Afterwards, we gave her a bath and 'hand grazed' her (if you can call it that--Christine unclipped the lead shank and Dara grazed in place until it was time to go in).

Christine has done a wonderful job with Dara so far. And most importantly, Dara is clearly happy and content with life. It's very rewarding to see that.

Miss Dara

Later the same day, I rode Dara's auntie, Limerick. I was struck by how different they are! They are both very fun to ride, but unlike Dara, Lim is incredibly responsive, like a little sports car--you don't need much if any leg on her. If anything, Lim's gas pedal often accelerates itself, and all I can do is apply the brakes a little at a time (half-halts)!

In fact, on this evening, she picked up a canter on her own and I let her keep it up.

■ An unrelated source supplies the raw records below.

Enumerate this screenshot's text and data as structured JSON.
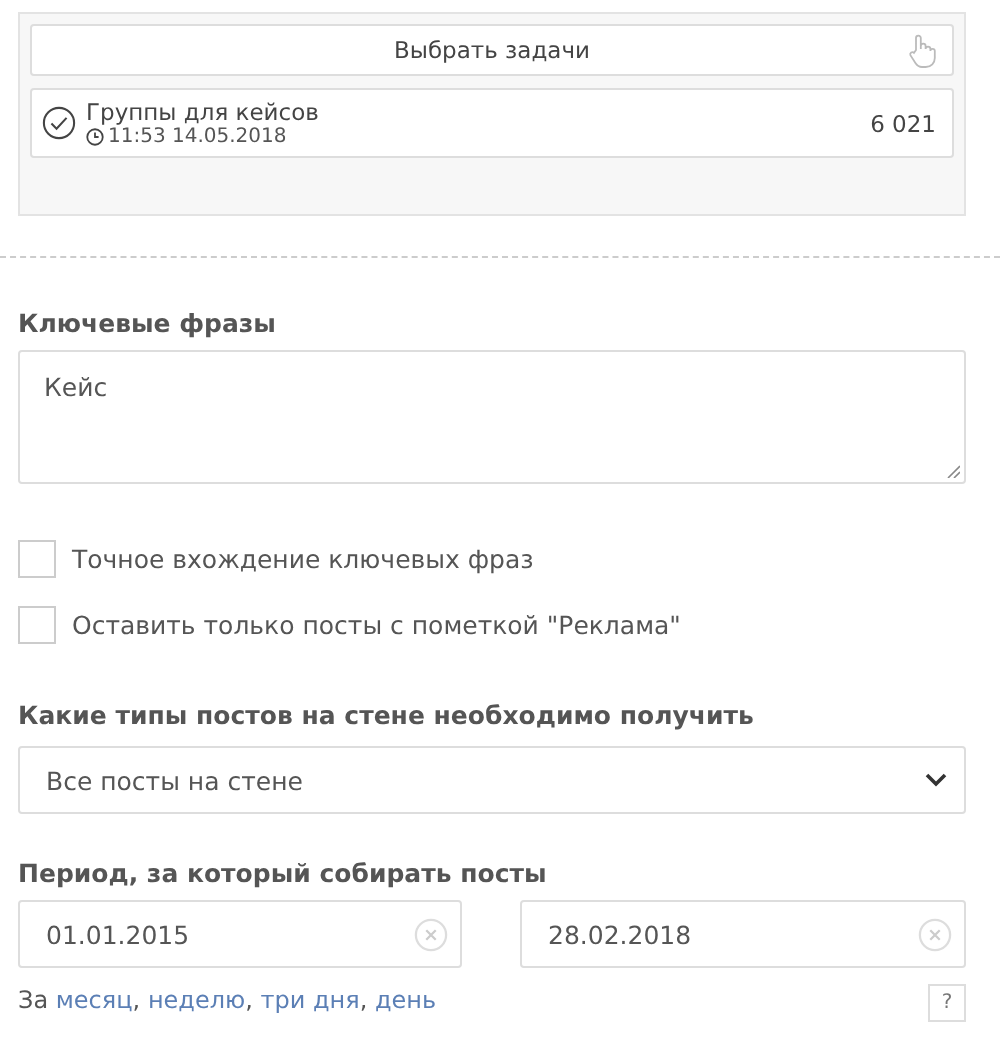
{
  "tasks_panel": {
    "select_button": "Выбрать задачи",
    "task": {
      "title": "Группы для кейсов",
      "time": "11:53 14.05.2018",
      "count": "6 021",
      "done": true
    }
  },
  "keywords": {
    "label": "Ключевые фразы",
    "value": "Кейс"
  },
  "options": [
    {
      "label": "Точное вхождение ключевых фраз",
      "checked": false
    },
    {
      "label": "Оставить только посты с пометкой \"Реклама\"",
      "checked": false
    }
  ],
  "post_types": {
    "label": "Какие типы постов на стене необходимо получить",
    "value": "Все посты на стене"
  },
  "period": {
    "label": "Период, за который собирать посты",
    "from": "01.01.2015",
    "to": "28.02.2018",
    "prefix": "За",
    "separator": ", ",
    "links": [
      "месяц",
      "неделю",
      "три дня",
      "день"
    ],
    "help": "?"
  }
}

As she normally does, she began putting on speed as we went, so I would half-halt her to slow her down. At a couple points, I wanted her to downshift to a trot but instead she slowed herself into a very collected little canter, then sped up again when I opened the reins. 

I thought back to all the transitions I did in our last ride (because of this post) and I was struck by how quickly and easily she remembered applied lessons. Just one session of transitions helped 110%! I suppose that may be a common thing in older horses, especially those that had countless hours of training in their younger years. They may goof off if you let them, but after just one little refresher course, they remember everything again.

Miss Lim

Monday, July 2, 2012

Cara (June 1994 - June 28, 2012)

I remember the day we got you from Orphans of the Storm. I was at a birthday party, and my parents had gone to the shelter before picking me up from the party. As soon as I got into the car, I peered into the cat carrier and saw a small black ball of fluff with two golden eyes looking back at me. We seemed to regard each other with equal curiosity!

You became fast friends with Sebastian, also a kitten. You two were nearly inseparable, and save his long brown tabby for and your short dark fur, one would guess you were siblings. When he died in 2001, you mourned for weeks. His loss devastated all of us.

You were a sassy thing as a young cat, and gorgeous, like an Egyptian goddess. Your beauty inspired me throughout my younger years--photographs, drawings and poems were made in your honor. Throughout your 18 years, you always carried yourself with dignity, whether you were sleeping by the fireplace or opening the screen door, letting all the cats out and the bugs in.

If there is one spot of sun spilling onto the floor, a cat will find it and soak it up.  ~J.A. McIntosh

That cat was you, and never again will the sunny spots in my parents' house be the same without you. Rest in peace, Cara, and I hope you found your brother, Sebastian, on the other side.